I see it. Alec pointed at the domed base.
No battlements? No watchmen? Nicholas frowned.
How’s the surveillance, Captain, sir?
Lie low there! The camera’s just about to sweep yer way.
Edward signaled to Mendoza. They flattened themselves among the willows, and waited patiently while an unseen eye studied their hiding place without finding them.
It’s moved
on. Go, the Captain said at last.
How long do we have before the next sweep? Edward said, splashing forward across the murky lagoon. Mendoza came after him, scanning as they went.
Twenty-eight minutes. More’n enough time. Bloody Hell, this place is wide open! Careful of the water, though, I’m reading some damned big fish.
Edward grinned mirthlessly and waded on. They scrambled out of the lagoon and ran on down the beach, increasing their speed, so that when they came to the estuary mouth they were nearly flying.
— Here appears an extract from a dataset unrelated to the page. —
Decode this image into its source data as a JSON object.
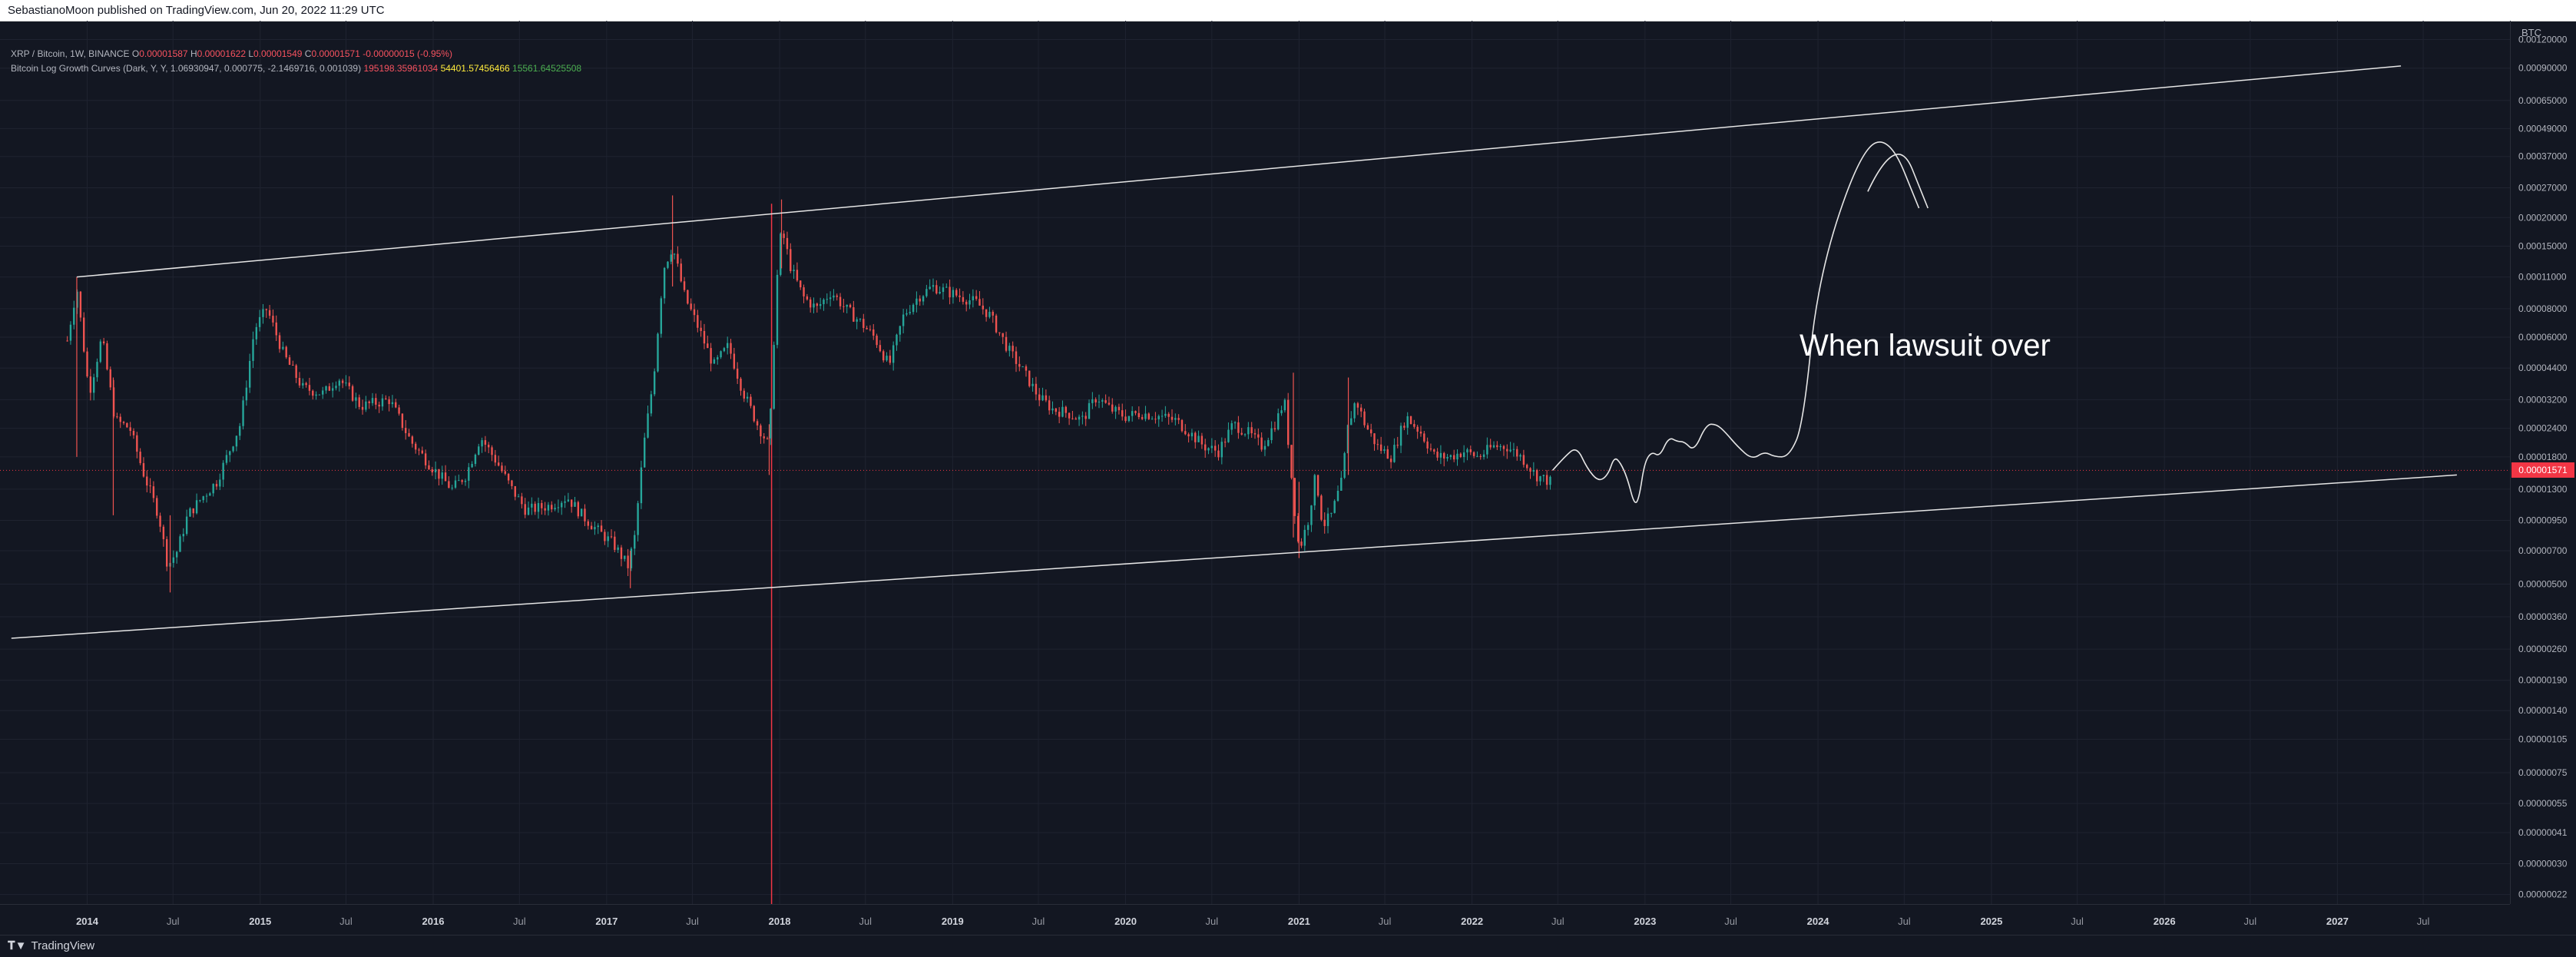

They crossed half of it in one leap and easily forded the rest of the way, coming ashore on hands and knees. Mendoza turned and stared back at the lagoon. Edward went sprinting on, and after a second’s hesitation she followed him.
The last stream was narrow and they bounded across, moving in unison. They fled into the shadows of a stand of alders and leaned there, breathing hard, as Edward checked the disrupter pistol against water damage. Assured that it was unharmed, he holstered it again and inquired with his eyes whether Mendoza was ready. She nodded. They turned together and made the final assault, charging up the hill toward the windowless dome.
In a very short time they reached the top, and flattened themselves against the dome’s gentle curve. Edward was drawing out the disrupter pistol when he saw Mendoza lift her head with an expression of astonishment. She looked at him, tilting her head toward the dome, and held out both hands palm up in a what-do-you-make-of-this gesture. He set his ear against the wall and listened intently. Faintly he made out laughter; then a voice lifted in conversation.
He raised his eyebrows at her. She signed Two?
He shrugged. Taking a firm grip on the pistol, he advanced along the wall to the leveled space.